Das Nordportal soll nun für mehrere Jahre auf dem Projektplan des Herder-Gymnasiums stehen. „Es muss wachsen“, sagt Kunstlehrerin Karin Asche. Damit das Anliegen beim Wachsen nicht in Vergessenheit gerät, stehen die nächsten Sammeltermine bereits fest. Das Schöne daran: Jeder, der spendet, erhält auch eine Gegenleistung. So wird die Theatergruppe des Gymnasiums vom 25. bis 27. Juni Theaterstücke im Hanno aufführen, unter anderem „Klub der toten Dichter“. Bereits eine Woche vorher, zum Stadtfest am 17. Juni, wollen die Herderianer das Musical „Fame“ noch einmal auf die Bühne bringen. Gespielt wird im Zollhof.

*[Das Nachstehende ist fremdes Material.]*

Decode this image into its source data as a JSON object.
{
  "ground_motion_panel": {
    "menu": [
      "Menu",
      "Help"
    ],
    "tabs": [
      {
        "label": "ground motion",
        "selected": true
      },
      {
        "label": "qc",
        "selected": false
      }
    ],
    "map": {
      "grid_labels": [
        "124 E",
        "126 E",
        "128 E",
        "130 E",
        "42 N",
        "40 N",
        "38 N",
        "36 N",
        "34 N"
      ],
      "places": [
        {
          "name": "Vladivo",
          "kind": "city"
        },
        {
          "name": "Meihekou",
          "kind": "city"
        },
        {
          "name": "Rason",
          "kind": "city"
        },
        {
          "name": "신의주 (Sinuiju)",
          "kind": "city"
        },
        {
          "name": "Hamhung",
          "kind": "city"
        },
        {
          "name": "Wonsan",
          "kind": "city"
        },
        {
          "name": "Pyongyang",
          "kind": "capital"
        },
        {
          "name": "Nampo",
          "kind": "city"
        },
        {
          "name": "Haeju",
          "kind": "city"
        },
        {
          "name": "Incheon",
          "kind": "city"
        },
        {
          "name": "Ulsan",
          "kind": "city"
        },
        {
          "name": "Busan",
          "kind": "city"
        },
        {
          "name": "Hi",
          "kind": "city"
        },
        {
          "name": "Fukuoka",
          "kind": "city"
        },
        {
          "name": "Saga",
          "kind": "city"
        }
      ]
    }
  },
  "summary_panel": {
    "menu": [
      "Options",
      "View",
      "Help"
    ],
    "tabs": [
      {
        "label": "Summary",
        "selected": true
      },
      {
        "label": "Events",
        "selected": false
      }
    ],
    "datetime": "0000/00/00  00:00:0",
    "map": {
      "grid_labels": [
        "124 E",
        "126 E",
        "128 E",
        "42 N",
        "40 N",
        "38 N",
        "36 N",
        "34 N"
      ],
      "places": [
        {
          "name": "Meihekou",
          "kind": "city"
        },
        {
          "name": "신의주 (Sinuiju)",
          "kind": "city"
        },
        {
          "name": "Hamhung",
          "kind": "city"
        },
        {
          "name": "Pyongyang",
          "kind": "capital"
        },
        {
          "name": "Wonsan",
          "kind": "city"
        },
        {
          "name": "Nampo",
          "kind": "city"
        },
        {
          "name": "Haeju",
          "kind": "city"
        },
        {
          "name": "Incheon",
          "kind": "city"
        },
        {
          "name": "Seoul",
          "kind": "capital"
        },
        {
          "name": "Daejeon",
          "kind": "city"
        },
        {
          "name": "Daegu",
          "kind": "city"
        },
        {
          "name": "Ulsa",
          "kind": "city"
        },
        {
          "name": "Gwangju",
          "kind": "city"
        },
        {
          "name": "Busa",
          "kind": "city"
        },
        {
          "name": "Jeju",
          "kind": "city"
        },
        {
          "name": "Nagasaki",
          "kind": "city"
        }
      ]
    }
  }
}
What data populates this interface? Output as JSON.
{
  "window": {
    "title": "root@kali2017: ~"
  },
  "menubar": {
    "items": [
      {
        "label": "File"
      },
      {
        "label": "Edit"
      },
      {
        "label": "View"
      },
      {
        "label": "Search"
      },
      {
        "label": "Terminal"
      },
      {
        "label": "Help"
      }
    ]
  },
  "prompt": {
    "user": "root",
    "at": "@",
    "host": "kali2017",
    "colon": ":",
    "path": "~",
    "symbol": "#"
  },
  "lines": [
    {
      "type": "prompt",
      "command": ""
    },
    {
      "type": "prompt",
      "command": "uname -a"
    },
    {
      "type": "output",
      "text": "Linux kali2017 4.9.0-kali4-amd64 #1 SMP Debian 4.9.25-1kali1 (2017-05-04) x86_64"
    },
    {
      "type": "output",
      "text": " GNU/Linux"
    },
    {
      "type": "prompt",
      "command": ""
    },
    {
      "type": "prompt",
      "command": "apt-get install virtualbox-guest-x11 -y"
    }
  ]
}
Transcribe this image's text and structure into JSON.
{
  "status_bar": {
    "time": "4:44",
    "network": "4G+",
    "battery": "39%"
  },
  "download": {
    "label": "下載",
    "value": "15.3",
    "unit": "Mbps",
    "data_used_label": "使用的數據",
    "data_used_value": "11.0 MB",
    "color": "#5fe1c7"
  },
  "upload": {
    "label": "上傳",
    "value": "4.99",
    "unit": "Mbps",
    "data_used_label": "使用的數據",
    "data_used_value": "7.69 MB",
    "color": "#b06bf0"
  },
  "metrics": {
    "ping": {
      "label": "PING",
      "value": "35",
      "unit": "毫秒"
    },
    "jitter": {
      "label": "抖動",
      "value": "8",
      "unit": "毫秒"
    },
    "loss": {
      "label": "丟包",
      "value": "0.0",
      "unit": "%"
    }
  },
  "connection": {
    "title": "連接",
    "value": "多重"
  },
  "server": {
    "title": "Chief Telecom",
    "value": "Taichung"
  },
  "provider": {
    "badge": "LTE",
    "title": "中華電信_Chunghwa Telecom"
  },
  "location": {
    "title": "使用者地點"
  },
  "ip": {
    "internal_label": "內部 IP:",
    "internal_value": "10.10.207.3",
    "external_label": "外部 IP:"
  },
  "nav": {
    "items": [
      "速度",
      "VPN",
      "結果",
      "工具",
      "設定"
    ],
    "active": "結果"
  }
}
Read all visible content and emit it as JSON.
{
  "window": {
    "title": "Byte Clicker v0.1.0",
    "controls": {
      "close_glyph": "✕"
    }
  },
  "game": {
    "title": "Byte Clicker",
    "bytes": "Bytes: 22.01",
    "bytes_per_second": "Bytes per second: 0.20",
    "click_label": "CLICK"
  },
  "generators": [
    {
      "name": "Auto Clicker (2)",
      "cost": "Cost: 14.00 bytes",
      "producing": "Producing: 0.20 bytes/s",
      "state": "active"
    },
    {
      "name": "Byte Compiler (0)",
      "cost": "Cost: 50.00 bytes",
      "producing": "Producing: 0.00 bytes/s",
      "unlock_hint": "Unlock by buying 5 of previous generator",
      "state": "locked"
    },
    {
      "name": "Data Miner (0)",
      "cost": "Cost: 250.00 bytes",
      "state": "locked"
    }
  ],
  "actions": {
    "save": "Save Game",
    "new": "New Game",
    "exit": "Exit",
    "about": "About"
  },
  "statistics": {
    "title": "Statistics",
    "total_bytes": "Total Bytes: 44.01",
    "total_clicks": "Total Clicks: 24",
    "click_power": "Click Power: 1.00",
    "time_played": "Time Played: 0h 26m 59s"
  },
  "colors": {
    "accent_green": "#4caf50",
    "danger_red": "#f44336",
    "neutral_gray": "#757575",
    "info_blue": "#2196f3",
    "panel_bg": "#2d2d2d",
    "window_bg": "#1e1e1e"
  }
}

Lateinlehrer Markus Hesse hat die Arbeiten seines Kurses inzwischen im Schulhaus ausgestellt. Zu den Inschriften und Darstellungen auf jedem Säulenkapitell haben die Schüler einen Hefter erarbeitet. Sie haben die Inschriften erfasst, übersetzt, die passenden Bibelstellen dazu herausgesucht und gedeutet. Für die eingefleischten Atheisten unter den Schülern sei das zum Teil „Hardcore“ gewesen, sagt einer der Kursteilnehmer. Gelernt haben sie aber auf jeden Fall etwas dabei.